Javier miró distraídamente a su amigo Gabriel, obnubilado por las explicaciones del profesor de esgrima, quien era más bien rollizo, enérgico y algo perezoso; italiano a juzgar por el acento, sus lecciones eran metódicas y precisas. Javier veía algo escalofriante en la ligereza con la que los instruían para acabar con la vida.
Gabriel dio un paso adelante cuando comenzó la ronda de preguntas, pues dudaba de que el hacer entrar la hoja entera acelerase la muerte del contrincante. —Tenía sentido, más de un palmo es suficiente si se coloca bien; usar el arma entera puede complicar mucho el recuperarla si hay alguien reclamando tu sangre —razonó Javier.

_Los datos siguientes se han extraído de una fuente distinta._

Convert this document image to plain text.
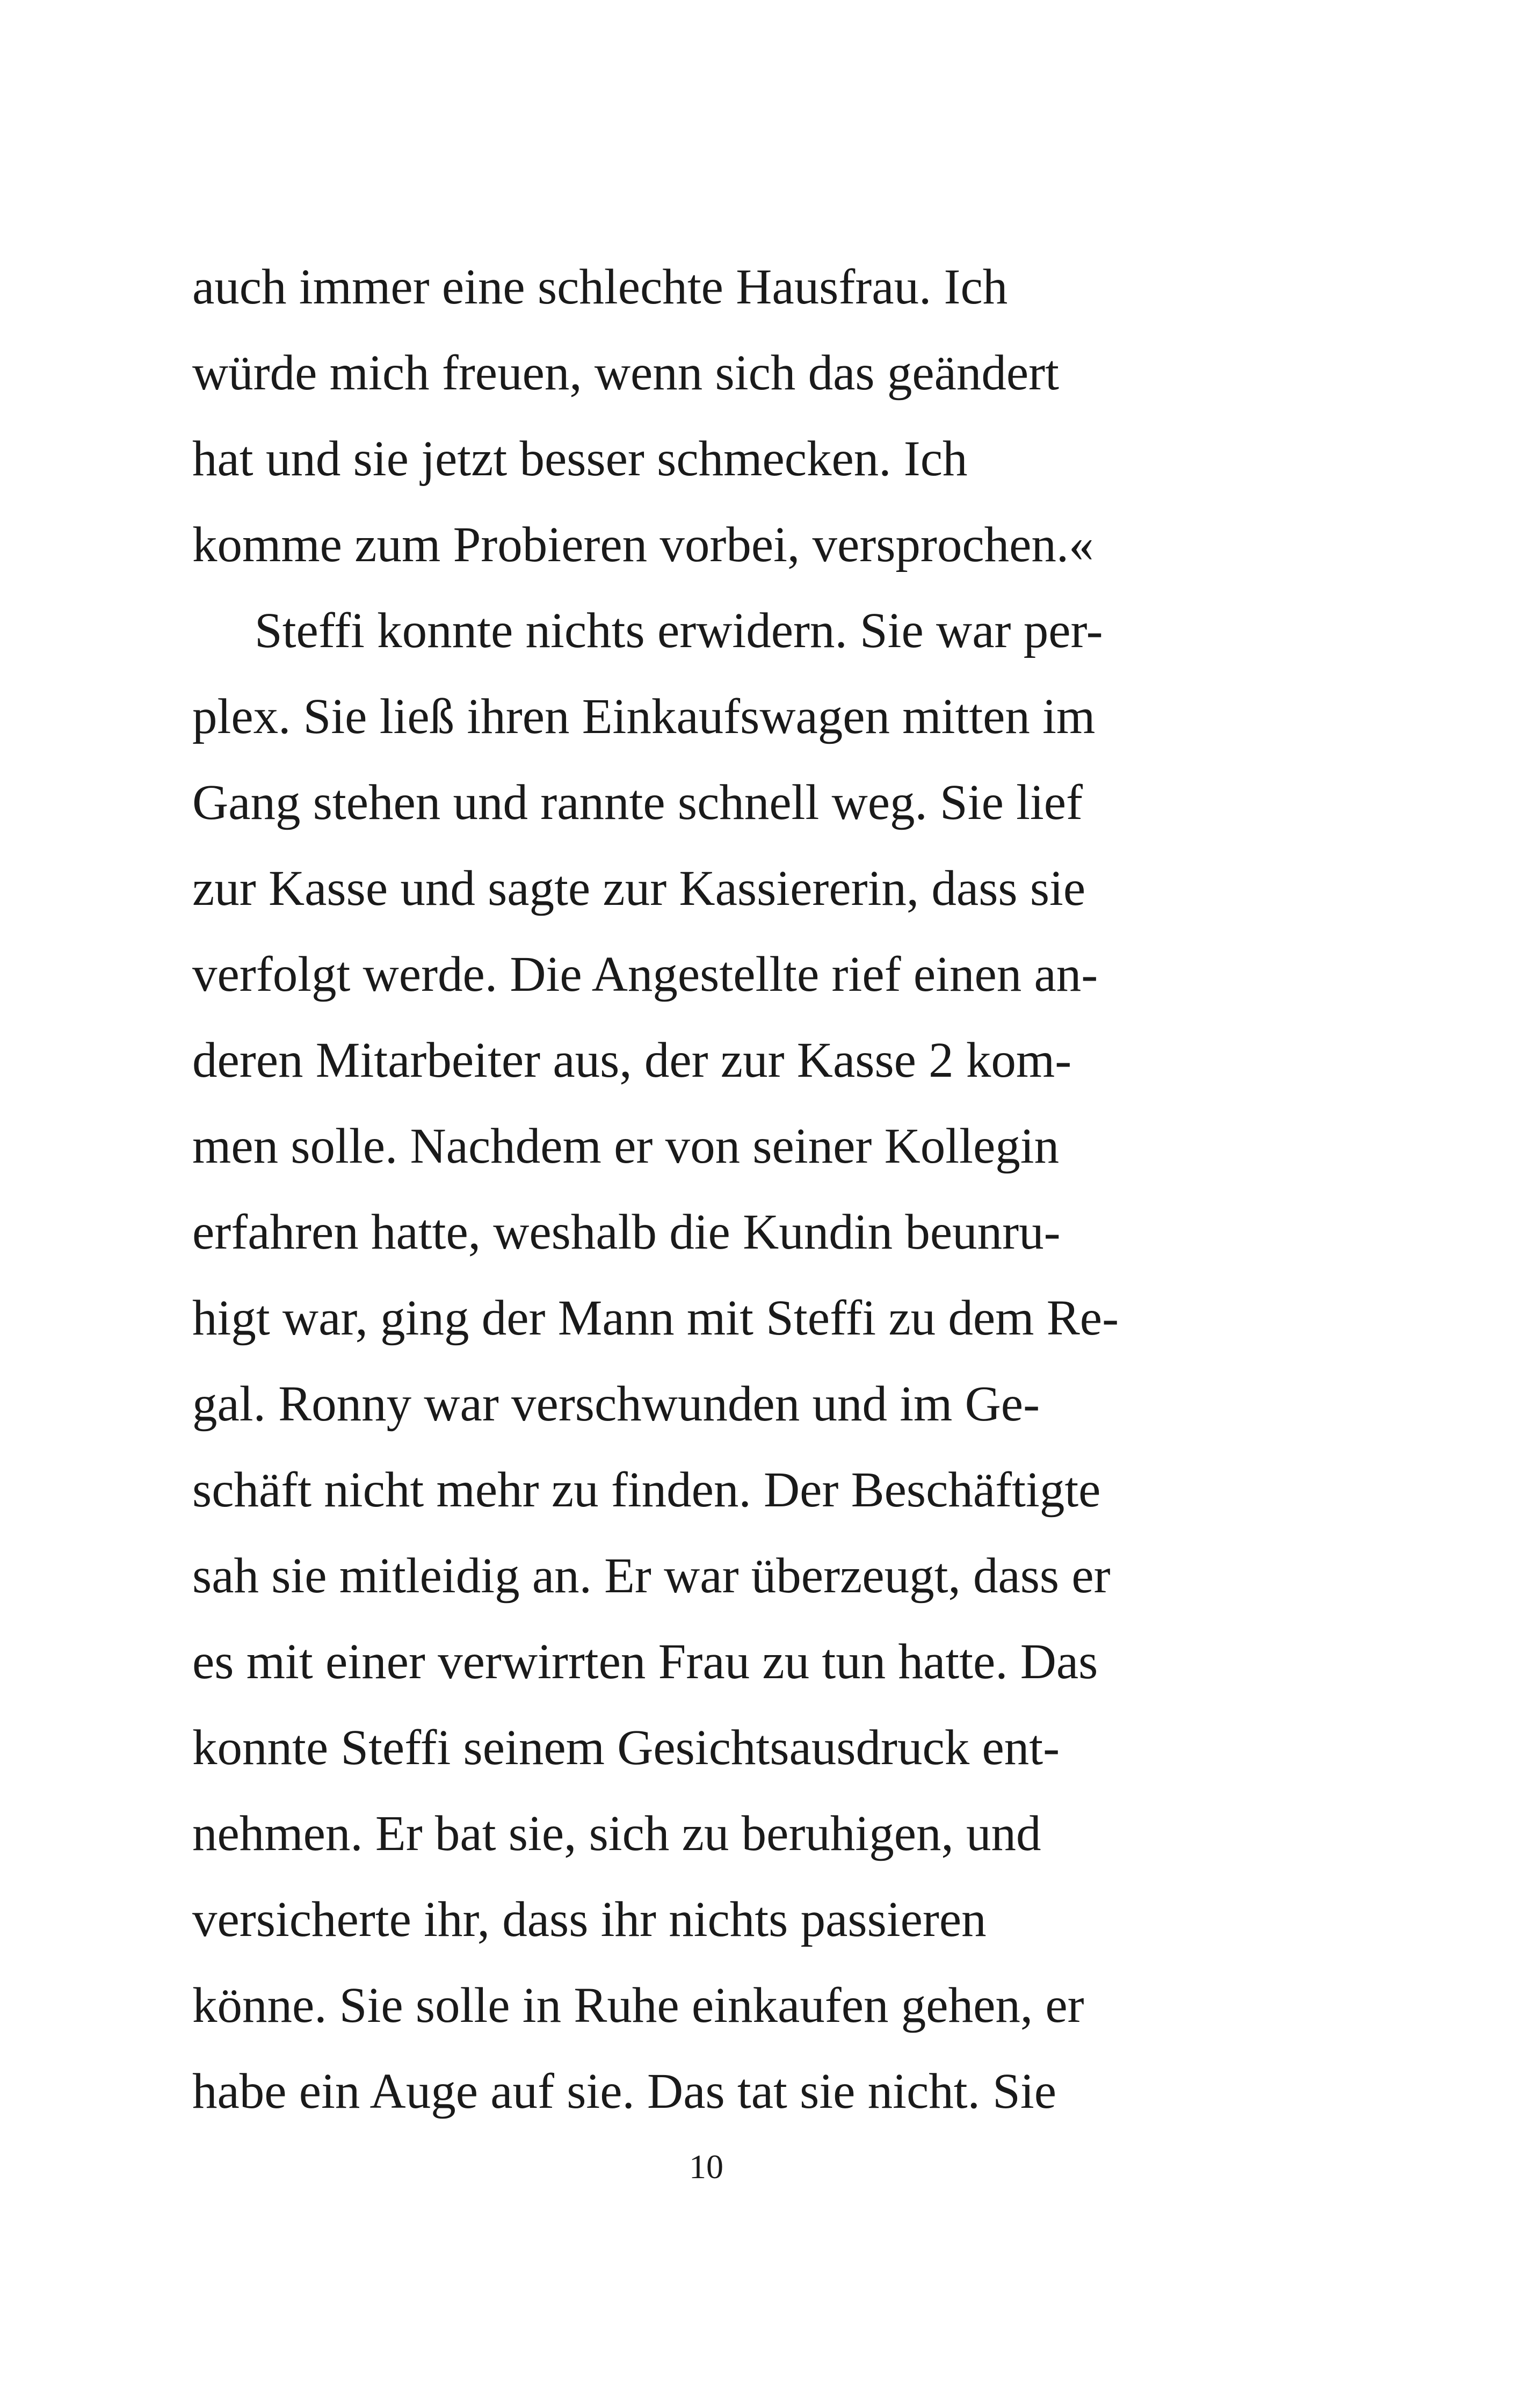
auch immer eine schlechte Hausfrau. Ich
würde mich freuen, wenn sich das geändert
hat und sie jetzt besser schmecken. Ich
komme zum Probieren vorbei, versprochen.«
Steffi konnte nichts erwidern. Sie war per-
plex. Sie ließ ihren Einkaufswagen mitten im
Gang stehen und rannte schnell weg. Sie lief
zur Kasse und sagte zur Kassiererin, dass sie
verfolgt werde. Die Angestellte rief einen an-
deren Mitarbeiter aus, der zur Kasse 2 kom-
men solle. Nachdem er von seiner Kollegin
erfahren hatte, weshalb die Kundin beunru-
higt war, ging der Mann mit Steffi zu dem Re-
gal. Ronny war verschwunden und im Ge-
schäft nicht mehr zu finden. Der Beschäftigte
sah sie mitleidig an. Er war überzeugt, dass er
es mit einer verwirrten Frau zu tun hatte. Das
konnte Steffi seinem Gesichtsausdruck ent-
nehmen. Er bat sie, sich zu beruhigen, und
versicherte ihr, dass ihr nichts passieren
könne. Sie solle in Ruhe einkaufen gehen, er
habe ein Auge auf sie. Das tat sie nicht. Sie
10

Los dos hombres salieron de la clase magistral comentando el uso, a su entender abusivo, de una guardia más baja y no una más recta. Concluyeron que debía producirse por la diferente fisonomía de las armas; la guardia en 90º necesitaba de una cazoleta para proteger la mano del arma, pero el beneficio era evidente, ya que tendrían el mejor alcance y una gran defensa.

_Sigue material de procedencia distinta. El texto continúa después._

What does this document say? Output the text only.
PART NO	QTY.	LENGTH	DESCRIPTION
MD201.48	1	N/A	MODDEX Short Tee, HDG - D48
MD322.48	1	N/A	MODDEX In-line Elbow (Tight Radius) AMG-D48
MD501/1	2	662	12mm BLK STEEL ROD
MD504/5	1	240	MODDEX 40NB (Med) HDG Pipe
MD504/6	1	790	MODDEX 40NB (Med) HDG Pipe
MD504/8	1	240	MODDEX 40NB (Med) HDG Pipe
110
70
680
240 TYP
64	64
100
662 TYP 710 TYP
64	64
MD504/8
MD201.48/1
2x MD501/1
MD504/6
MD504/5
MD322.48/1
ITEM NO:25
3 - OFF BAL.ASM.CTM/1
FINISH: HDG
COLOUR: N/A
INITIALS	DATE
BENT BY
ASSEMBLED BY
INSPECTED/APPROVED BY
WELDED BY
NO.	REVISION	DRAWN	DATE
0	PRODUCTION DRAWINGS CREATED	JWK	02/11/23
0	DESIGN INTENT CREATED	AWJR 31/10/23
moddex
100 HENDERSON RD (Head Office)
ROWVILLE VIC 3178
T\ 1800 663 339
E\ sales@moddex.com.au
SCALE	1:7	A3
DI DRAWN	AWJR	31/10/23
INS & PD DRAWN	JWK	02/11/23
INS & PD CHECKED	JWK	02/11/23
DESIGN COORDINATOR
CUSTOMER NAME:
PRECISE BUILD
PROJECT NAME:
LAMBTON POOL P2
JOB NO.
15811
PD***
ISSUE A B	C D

La pareja bajó por la calle y dobló una esquina, habían descubierto —no hacía mucho— una tasca con buen vino; saludaron a los parroquianos y tomaron asiento; estaban sedientos tras el ejercicio en pleno mes de julio. Madrid estaba en un año caluroso y los amigos bromeaban con que podían ver cómo se derretía poco a poco, de la misma forma que un cirio durante la celebración de los santos misterios.

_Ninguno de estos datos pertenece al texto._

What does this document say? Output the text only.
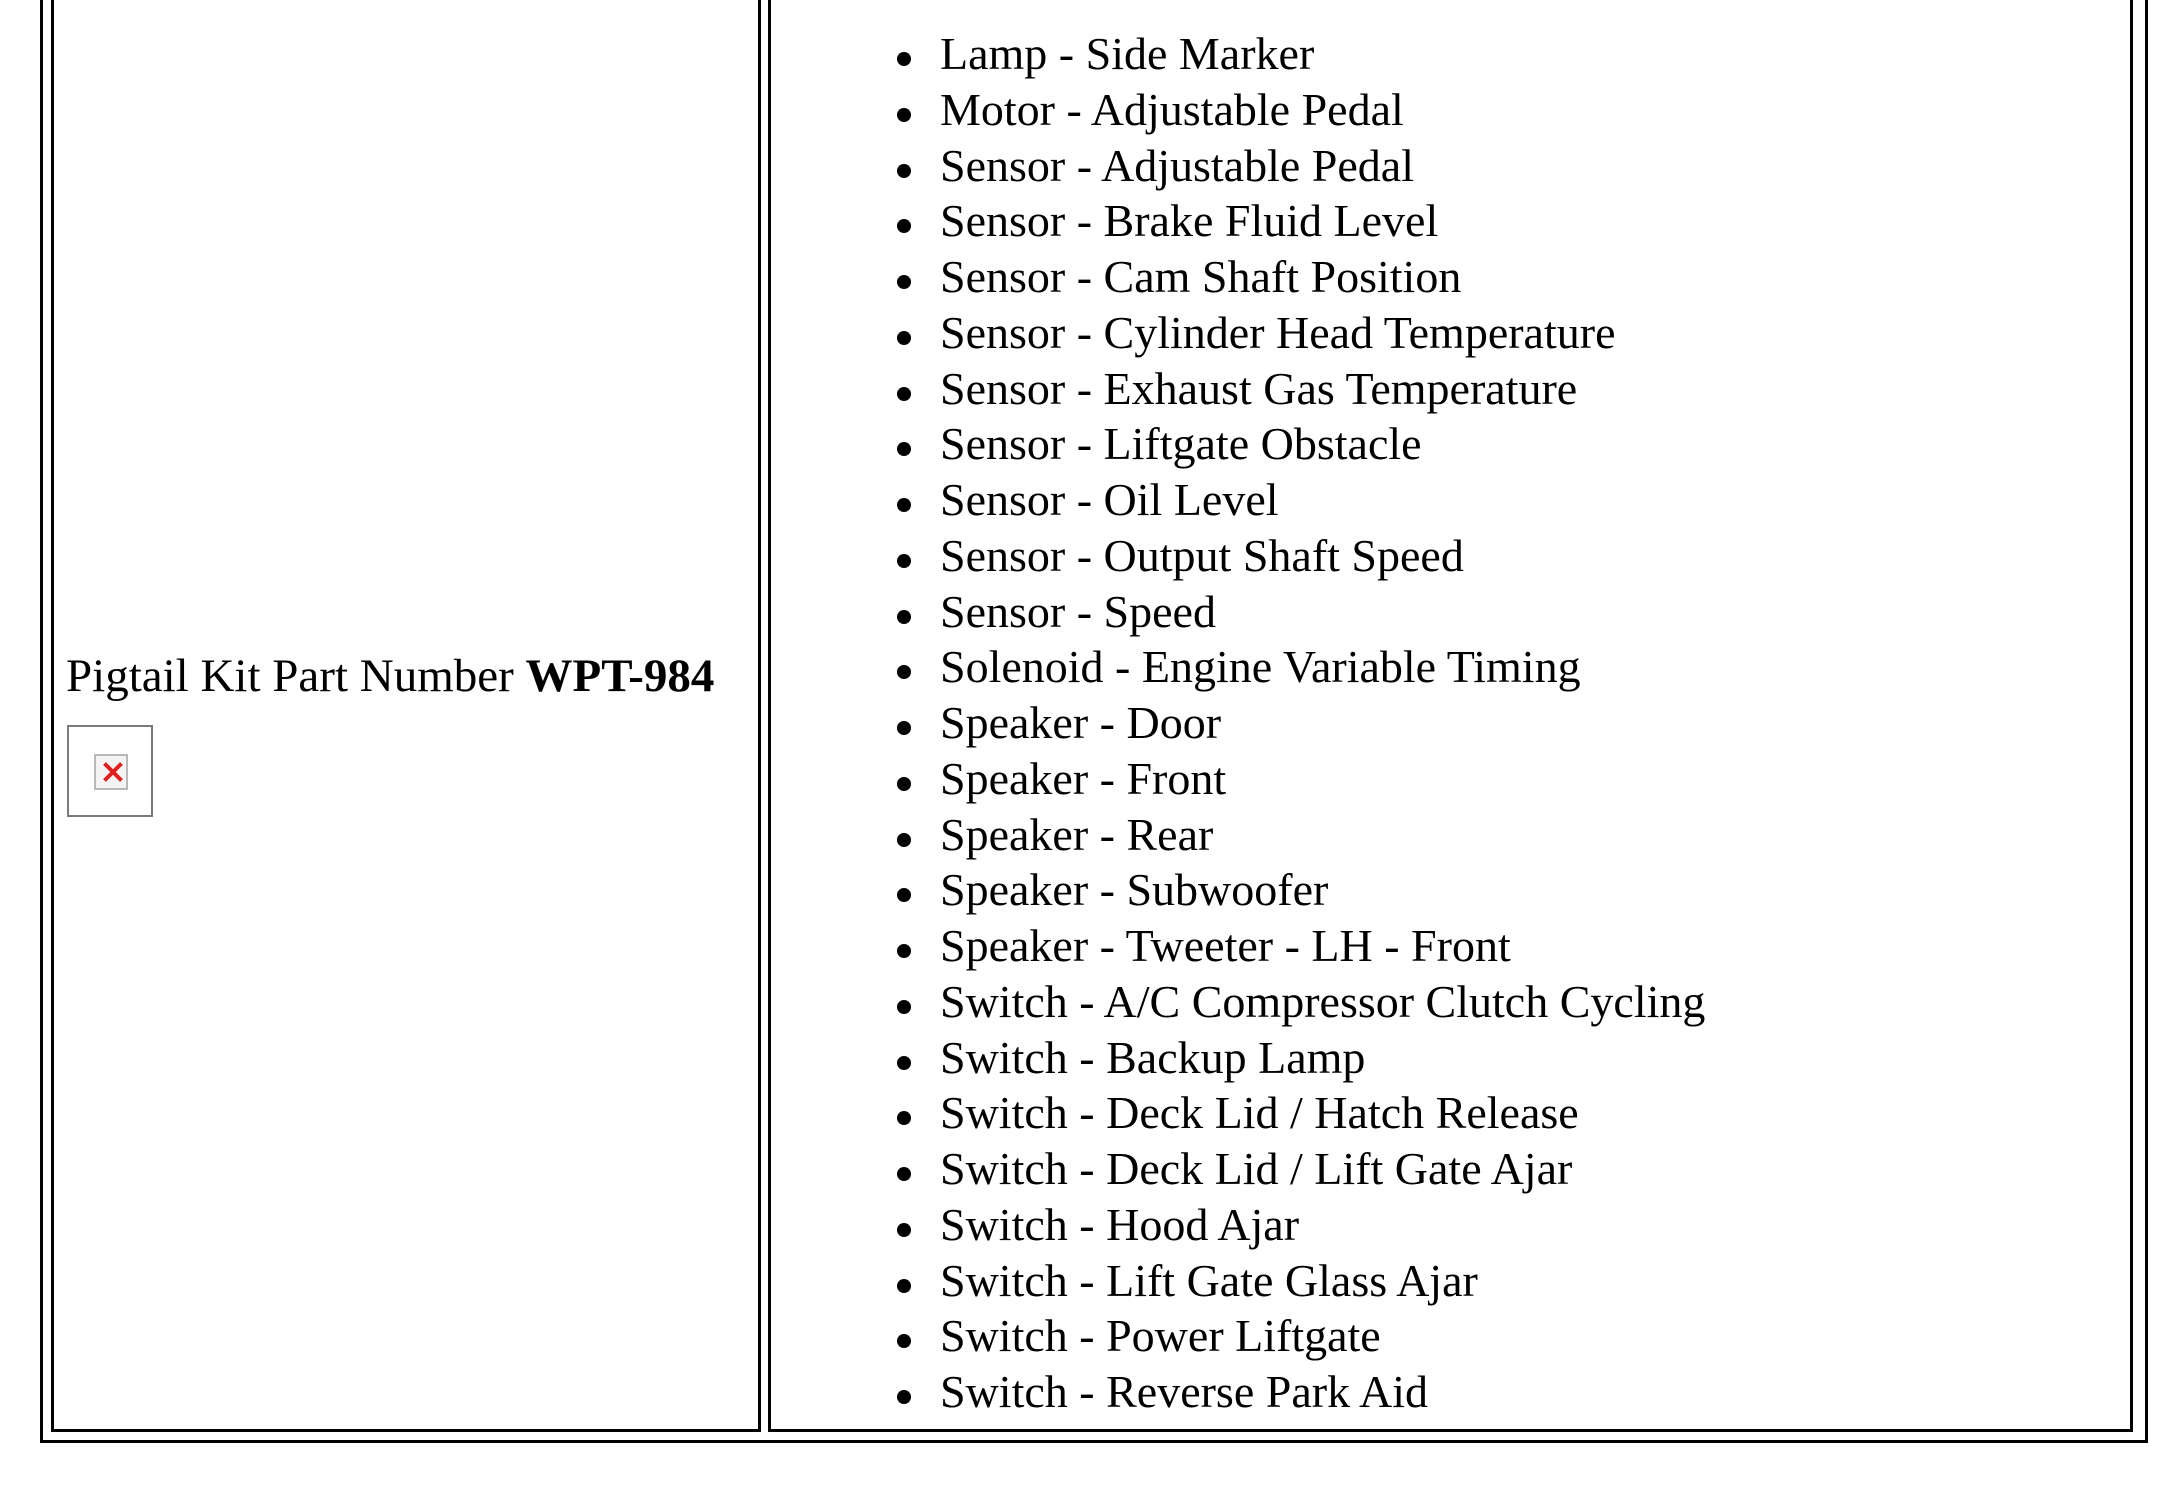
Pigtail Kit Part Number WPT-984
Lamp - Side Marker
Motor - Adjustable Pedal
Sensor - Adjustable Pedal
Sensor - Brake Fluid Level
Sensor - Cam Shaft Position
Sensor - Cylinder Head Temperature
Sensor - Exhaust Gas Temperature
Sensor - Liftgate Obstacle
Sensor - Oil Level
Sensor - Output Shaft Speed
Sensor - Speed
Solenoid - Engine Variable Timing
Speaker - Door
Speaker - Front
Speaker - Rear
Speaker - Subwoofer
Speaker - Tweeter - LH - Front
Switch - A/C Compressor Clutch Cycling
Switch - Backup Lamp
Switch - Deck Lid / Hatch Release
Switch - Deck Lid / Lift Gate Ajar
Switch - Hood Ajar
Switch - Lift Gate Glass Ajar
Switch - Power Liftgate
Switch - Reverse Park Aid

El vino no tardó en aparecer sobre la mesa, la bodega estaba sorprendentemente fresca y, por tanto, lo que allí se guardaba; la jarra estaba cubierta por las gotas de condensación dado el bochorno que se respiraba en la capital. Frente a la idea de refrescarse el gaznate dejaron de lado el debate sobre espadas.
Tras un largo trago Javier volvió a sudar, era evidente que la sed no era imaginación suya; se secó la frente con un pañuelo y comenzó a tratar el tema desde otro punto de vista: la estética. Mantenía que un arma llamada ropera debería ser hermosa como como cualquier otra prenda de vestir; y en eso las espadas de lazada eran muy superiores a las de cazoleta.
Gabriel encontró aquello muy razonable, así que asintió con la cabeza y prosiguió con su copa hasta dejar en ella su sed; luego cambió de tema a otros asuntos domésticos, como qué pensaba regalarle a su hijo cuando volviese de Flandes tras el asedio de Breda. Gabriel quería al hijo de Javier casi como propio y esperaba poder comprometerlo con su hija.
Su amigo estaba orgulloso del éxito de su hijo, pero no sabía qué regalarle a su regreso. En ese momento, los amigos se miraron y exclamaron:
—¡Pardiez! Una hermosa espada de lazada, para una hermosa victoria.
Sin más pagaron y fueron a ver a un gran herrero que había de vender un buen acero.